The finding runs through Dead Code → Trust Boundary → Scope.

{
"property_id": "PROP-101",
"finding_id": "FINDING-018",
"verdict": "CONFIRMED_VULNERABILITY",
"severity": "HIGH",
"gate_results": [
{"gate": "dead_code", "passed": true,
"rationale": "process() is reachable from the public p2p handler"},
{"gate": "trust_boundary","passed": true,
"rationale": "block.signature and block.body are attacker-controlled inputs from the network"},
{"gate": "scope", "passed": true,
"rationale": "consensus/src/block.rs is in_scope per BUG_BOUNTY_SCOPE.json"}
]
}

Output: outputs/04_PARTIAL_*.json.
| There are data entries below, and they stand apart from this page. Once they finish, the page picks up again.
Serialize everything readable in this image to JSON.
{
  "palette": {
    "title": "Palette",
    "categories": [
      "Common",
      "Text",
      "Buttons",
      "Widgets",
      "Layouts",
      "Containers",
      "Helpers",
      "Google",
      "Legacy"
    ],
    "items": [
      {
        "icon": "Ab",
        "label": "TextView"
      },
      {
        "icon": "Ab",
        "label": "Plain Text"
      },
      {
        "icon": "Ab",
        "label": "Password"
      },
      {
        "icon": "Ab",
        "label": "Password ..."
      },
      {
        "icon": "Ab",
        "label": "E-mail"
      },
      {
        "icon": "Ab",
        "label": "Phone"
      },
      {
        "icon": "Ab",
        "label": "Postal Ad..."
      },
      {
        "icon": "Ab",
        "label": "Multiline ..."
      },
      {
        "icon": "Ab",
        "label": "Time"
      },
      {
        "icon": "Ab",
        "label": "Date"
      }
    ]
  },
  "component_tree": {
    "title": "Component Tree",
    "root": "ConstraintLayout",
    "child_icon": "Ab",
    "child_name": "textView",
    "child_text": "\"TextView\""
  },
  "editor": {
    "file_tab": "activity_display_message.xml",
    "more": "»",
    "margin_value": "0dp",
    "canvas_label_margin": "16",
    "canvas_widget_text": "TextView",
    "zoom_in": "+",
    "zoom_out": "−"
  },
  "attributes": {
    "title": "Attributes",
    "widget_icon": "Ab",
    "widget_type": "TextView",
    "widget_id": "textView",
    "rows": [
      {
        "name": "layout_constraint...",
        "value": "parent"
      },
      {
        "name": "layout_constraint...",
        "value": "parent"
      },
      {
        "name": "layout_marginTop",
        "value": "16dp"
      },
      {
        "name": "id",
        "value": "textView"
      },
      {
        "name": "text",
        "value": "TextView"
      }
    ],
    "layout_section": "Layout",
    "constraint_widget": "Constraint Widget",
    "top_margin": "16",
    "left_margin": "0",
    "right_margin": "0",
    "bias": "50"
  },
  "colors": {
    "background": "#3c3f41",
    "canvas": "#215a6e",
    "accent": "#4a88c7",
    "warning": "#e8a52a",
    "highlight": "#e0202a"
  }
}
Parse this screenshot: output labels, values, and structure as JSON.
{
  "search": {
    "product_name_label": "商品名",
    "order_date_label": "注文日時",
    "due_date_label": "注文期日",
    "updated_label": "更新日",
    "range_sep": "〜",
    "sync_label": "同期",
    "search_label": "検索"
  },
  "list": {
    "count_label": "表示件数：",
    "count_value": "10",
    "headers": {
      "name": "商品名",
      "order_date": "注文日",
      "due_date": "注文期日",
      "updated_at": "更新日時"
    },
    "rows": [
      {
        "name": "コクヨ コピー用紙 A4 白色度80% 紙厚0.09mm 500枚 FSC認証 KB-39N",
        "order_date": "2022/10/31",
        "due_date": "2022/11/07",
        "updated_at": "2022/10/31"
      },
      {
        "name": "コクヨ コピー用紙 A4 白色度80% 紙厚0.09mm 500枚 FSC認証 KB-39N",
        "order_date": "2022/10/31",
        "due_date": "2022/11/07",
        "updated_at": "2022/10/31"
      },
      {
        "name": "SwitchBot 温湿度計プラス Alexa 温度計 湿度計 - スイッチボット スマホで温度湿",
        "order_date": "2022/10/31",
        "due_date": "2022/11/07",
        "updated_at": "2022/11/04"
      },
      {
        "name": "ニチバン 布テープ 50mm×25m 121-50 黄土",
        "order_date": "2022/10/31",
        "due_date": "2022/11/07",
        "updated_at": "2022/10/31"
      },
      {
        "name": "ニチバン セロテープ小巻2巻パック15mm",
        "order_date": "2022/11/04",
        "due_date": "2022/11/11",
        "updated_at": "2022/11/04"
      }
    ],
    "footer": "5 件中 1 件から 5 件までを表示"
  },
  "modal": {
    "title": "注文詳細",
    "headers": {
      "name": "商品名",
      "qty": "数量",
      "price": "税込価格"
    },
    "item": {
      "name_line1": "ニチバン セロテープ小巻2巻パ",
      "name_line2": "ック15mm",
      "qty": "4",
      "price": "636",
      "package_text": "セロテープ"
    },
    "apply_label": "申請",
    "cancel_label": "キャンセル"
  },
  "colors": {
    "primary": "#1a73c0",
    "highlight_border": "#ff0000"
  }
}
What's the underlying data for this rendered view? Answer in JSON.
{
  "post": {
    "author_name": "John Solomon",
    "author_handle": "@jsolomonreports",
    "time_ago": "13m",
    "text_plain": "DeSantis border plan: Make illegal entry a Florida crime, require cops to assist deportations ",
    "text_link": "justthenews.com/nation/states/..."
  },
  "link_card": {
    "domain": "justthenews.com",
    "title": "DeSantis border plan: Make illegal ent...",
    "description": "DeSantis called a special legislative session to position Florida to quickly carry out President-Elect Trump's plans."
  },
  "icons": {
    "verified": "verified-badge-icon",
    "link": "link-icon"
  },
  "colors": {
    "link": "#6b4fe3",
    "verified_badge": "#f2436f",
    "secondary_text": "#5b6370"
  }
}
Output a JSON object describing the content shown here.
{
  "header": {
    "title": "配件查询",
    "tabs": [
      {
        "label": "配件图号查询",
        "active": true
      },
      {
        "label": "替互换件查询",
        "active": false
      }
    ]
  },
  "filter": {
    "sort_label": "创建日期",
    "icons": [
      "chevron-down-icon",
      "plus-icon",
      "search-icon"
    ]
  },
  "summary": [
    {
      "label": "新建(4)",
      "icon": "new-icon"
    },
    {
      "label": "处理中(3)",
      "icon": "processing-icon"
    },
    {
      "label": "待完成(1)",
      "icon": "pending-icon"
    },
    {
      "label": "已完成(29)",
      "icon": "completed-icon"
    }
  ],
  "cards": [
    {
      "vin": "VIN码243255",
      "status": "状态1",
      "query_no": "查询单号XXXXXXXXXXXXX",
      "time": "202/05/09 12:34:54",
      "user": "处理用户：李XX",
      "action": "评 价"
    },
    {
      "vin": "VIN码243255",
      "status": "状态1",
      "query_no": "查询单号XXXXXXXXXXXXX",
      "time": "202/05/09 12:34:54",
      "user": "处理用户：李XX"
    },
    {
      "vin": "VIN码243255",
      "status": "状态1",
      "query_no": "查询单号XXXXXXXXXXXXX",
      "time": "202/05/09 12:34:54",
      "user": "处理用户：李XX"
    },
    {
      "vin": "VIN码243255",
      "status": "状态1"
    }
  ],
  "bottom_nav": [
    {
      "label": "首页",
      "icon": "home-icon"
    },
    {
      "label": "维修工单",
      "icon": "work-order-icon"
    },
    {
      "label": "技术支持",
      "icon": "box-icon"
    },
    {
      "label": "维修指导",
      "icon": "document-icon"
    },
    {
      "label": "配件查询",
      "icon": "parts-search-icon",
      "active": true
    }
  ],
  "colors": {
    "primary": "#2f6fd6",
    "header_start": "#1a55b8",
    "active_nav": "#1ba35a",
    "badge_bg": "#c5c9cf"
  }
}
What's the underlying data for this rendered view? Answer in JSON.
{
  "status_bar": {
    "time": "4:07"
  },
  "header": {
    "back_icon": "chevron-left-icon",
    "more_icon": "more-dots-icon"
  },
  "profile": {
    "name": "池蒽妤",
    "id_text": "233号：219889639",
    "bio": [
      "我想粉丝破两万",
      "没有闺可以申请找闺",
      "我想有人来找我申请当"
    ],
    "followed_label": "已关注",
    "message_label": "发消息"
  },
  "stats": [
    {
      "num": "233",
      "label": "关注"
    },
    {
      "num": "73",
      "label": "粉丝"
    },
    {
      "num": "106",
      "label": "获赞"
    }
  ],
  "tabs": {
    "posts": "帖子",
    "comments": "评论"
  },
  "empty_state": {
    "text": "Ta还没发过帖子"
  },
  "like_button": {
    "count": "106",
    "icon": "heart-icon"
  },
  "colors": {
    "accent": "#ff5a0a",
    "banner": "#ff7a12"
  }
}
This is what speca browse ultimately renders.

What you can trace

For any row that lands in speca browse, the property → subgraph → spec section is recoverable:

04 verdict (FINDING-018)
└─ property_id: PROP-101
└─ covers: FN-042 (01e → 01b)
└─ spec_section_id: block-application (01b → 01a)
└─ url: eips.example.org/EIP-9999.md

That traceability is the single biggest payoff of the spec-driven approach: every finding (and every false positive) carries the chain of decisions that produced it back to a sentence in a real spec.